Because the reduction or suspension of safe harbor contributions can be effective no earlier than the later of 30 days after the notice is provided to all eligible employees and the date the amendment is adopted, an employer that wants to reduce or suspend safe harbor contributions during a year could not implement this change by adopting the amendment at the end of the plan year. In addition, a plan that is amended during the plan year to reduce or suspend safe harbor contributions (whether nonelective contributions or matching contributions) must prorate the otherwise applicable compensation limit under section 401(a)(17) in accordance with the requirements of Sec. 1.401(a)(17)-1(b)(3)(iii)(A). Furthermore, a plan that is amended to reduce or suspend safe harbor contributions is no longer a plan described in section 401(k)(12), 401(k)(13), 401(m)(11), or 401(m)(12) for the entire plan year.
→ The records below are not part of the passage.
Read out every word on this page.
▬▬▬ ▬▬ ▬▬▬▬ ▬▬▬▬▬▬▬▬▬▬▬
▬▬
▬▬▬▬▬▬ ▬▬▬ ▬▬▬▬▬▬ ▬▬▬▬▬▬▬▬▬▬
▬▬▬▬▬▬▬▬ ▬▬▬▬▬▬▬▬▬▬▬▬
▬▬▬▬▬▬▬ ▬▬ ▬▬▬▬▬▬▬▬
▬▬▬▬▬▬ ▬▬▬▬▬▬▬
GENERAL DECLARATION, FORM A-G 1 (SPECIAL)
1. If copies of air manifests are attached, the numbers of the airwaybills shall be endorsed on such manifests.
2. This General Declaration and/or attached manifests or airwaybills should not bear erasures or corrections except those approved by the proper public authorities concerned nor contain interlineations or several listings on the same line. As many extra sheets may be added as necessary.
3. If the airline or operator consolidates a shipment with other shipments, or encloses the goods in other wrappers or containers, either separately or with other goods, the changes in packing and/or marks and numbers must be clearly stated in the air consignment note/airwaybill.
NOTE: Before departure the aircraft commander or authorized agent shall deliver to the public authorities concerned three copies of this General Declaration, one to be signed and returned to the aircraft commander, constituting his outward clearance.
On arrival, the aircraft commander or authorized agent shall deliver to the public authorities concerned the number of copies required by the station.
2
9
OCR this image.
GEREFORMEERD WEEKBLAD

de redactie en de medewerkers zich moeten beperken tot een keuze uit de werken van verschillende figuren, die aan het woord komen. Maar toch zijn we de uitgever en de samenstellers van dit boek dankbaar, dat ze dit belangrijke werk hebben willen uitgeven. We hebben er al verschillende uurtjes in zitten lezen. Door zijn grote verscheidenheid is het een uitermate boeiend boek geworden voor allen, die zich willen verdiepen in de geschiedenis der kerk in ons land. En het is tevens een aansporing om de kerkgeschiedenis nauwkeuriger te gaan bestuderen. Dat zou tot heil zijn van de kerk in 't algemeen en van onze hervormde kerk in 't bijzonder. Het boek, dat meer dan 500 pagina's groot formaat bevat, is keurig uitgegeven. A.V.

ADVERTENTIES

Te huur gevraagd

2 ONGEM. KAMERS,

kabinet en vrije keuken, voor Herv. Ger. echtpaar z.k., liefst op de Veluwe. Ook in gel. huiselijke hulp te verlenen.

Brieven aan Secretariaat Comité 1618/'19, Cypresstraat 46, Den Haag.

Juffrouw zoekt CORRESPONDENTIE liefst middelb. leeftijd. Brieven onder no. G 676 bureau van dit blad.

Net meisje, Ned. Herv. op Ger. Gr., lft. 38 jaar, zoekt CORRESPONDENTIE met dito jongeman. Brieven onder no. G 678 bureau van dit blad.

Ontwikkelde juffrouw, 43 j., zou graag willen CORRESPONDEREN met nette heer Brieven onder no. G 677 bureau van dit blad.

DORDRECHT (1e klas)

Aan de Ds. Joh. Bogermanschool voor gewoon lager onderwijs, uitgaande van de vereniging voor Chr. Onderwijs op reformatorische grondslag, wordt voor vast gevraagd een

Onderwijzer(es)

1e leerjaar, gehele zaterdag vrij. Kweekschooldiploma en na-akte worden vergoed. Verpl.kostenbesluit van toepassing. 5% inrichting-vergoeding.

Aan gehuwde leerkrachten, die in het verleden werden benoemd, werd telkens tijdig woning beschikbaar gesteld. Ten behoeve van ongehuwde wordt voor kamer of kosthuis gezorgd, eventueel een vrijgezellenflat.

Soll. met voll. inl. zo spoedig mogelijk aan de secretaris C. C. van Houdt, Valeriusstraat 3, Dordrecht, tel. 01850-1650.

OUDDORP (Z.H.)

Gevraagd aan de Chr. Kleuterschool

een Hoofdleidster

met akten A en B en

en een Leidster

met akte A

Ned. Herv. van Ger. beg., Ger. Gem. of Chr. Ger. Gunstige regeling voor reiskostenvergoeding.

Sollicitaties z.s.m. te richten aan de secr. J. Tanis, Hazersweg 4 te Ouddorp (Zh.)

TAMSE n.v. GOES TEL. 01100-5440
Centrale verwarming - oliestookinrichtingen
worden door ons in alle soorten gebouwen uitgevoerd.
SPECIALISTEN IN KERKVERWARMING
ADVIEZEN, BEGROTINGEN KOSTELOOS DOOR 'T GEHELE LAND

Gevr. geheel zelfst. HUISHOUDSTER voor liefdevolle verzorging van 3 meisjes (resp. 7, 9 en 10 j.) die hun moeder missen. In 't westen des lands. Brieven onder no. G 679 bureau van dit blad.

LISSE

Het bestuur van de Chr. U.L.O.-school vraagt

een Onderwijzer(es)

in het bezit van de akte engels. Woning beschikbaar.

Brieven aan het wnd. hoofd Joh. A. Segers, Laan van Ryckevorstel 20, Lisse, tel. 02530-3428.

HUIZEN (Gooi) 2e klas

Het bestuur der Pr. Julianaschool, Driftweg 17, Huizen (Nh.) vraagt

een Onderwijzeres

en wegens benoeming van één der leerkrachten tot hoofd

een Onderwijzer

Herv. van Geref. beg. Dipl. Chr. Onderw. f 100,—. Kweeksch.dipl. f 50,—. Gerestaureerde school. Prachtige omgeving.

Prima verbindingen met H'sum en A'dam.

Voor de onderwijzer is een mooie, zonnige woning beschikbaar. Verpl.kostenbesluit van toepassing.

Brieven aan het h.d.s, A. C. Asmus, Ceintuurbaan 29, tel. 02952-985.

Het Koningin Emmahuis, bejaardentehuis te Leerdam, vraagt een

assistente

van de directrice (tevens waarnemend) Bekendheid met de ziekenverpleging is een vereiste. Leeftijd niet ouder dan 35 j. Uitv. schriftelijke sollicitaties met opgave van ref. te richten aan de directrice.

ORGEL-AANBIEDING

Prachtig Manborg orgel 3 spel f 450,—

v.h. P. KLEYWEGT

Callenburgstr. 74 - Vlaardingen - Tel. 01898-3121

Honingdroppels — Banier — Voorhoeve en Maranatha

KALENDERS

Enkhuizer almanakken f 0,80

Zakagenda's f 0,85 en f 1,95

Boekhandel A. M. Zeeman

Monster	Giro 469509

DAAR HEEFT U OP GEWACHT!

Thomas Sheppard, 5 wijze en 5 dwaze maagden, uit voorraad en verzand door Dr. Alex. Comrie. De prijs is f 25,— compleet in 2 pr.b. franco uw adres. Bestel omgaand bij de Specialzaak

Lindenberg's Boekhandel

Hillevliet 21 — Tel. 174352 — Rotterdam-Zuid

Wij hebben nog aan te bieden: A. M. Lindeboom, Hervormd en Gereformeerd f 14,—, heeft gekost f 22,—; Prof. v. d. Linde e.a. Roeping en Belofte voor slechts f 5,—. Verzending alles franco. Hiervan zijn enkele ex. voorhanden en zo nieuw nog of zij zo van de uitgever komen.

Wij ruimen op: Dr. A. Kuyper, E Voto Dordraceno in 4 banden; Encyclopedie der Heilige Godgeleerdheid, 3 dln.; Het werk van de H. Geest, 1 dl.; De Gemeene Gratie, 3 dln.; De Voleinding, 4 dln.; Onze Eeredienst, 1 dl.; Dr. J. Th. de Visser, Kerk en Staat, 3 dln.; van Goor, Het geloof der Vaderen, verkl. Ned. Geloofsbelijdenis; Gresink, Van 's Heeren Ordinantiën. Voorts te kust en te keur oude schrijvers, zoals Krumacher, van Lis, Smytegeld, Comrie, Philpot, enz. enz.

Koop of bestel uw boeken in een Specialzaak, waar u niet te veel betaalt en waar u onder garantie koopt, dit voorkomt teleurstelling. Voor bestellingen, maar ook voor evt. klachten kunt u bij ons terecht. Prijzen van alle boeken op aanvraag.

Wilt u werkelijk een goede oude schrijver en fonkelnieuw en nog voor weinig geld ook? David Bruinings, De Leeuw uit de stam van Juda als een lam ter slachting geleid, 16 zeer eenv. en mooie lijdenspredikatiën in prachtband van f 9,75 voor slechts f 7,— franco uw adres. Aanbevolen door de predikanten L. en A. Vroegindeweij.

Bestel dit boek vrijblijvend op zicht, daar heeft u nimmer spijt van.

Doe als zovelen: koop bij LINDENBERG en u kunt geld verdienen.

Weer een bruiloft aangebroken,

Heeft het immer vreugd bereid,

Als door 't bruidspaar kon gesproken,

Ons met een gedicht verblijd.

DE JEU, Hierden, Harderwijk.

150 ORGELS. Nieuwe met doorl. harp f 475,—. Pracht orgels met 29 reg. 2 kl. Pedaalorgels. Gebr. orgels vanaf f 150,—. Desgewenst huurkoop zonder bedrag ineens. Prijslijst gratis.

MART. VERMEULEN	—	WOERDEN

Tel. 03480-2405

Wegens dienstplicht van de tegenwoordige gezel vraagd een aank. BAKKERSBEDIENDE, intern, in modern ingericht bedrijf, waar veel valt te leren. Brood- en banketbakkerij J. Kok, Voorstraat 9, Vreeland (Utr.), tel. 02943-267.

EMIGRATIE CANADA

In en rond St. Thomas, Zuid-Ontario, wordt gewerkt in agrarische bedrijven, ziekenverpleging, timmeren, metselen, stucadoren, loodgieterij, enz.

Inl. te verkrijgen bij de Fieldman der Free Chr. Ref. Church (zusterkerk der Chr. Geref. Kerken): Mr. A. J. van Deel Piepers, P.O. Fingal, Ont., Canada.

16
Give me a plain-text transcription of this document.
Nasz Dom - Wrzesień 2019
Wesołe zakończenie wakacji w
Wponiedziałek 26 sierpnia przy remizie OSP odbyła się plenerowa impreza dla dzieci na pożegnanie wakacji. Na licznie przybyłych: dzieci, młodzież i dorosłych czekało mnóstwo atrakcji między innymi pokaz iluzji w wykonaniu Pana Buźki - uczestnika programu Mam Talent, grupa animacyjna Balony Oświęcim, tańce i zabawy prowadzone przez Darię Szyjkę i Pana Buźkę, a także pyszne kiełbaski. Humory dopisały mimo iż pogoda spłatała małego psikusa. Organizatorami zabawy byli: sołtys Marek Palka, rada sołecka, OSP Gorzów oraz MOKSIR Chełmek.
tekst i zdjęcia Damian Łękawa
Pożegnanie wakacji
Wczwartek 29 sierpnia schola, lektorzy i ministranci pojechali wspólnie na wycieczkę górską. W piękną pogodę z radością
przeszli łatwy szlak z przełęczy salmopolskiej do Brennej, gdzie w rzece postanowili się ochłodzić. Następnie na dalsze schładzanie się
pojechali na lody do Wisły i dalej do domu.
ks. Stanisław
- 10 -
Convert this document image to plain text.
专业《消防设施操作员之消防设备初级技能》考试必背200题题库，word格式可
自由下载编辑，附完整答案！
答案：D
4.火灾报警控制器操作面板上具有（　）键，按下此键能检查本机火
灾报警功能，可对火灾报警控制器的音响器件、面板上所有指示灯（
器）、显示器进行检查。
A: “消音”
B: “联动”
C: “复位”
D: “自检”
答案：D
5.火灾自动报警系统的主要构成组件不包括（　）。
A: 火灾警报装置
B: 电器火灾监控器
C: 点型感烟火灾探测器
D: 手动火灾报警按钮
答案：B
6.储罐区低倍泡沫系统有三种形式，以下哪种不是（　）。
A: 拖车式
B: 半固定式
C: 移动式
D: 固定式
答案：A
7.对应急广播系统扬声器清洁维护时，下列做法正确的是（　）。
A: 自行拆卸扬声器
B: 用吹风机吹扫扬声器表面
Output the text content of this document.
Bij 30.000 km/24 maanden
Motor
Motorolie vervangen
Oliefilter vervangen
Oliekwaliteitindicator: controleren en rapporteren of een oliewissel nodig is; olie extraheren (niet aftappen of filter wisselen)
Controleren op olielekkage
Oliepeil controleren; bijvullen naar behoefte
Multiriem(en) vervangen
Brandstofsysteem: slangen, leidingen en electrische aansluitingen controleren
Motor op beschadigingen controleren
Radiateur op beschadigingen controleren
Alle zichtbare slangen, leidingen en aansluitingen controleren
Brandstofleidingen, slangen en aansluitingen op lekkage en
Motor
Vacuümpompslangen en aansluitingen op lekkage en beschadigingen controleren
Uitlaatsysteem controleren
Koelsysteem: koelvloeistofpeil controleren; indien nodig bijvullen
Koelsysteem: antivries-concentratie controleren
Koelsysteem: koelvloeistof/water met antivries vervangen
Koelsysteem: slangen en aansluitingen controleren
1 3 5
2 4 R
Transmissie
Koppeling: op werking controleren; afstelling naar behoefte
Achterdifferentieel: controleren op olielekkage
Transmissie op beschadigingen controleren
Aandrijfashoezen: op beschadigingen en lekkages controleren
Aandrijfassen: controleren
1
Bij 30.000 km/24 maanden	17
Accordingly, such a plan is not described in section 416(g)(4)(H) and, thus, will be subject to the top-heavy rules under section 416.
The regulations refer to IRC Section 412(c) for the definition of a substantial business hardship, which refers to IRC Section 412(d)(2) - Minimum funding standards - Variance from minimum funding standard - Determination of business hardship:
(2) Determination of business hardship
For purposes of this section, the factors taken into account in determining temporary substantial business hardship (substantial business hardship in the case of a multiemployer plan) shall include (but shall not be limited to) whether or not
(A) the employer is operating at an economic loss,
(B) there is substantial unemployment or underemployment in the trade or business and in the industry concerned,
(C) the sales and profits of the industry concerned are depressed or declining, and
(D) it is reasonable to expect that the plan will be continued only if the waiver is granted.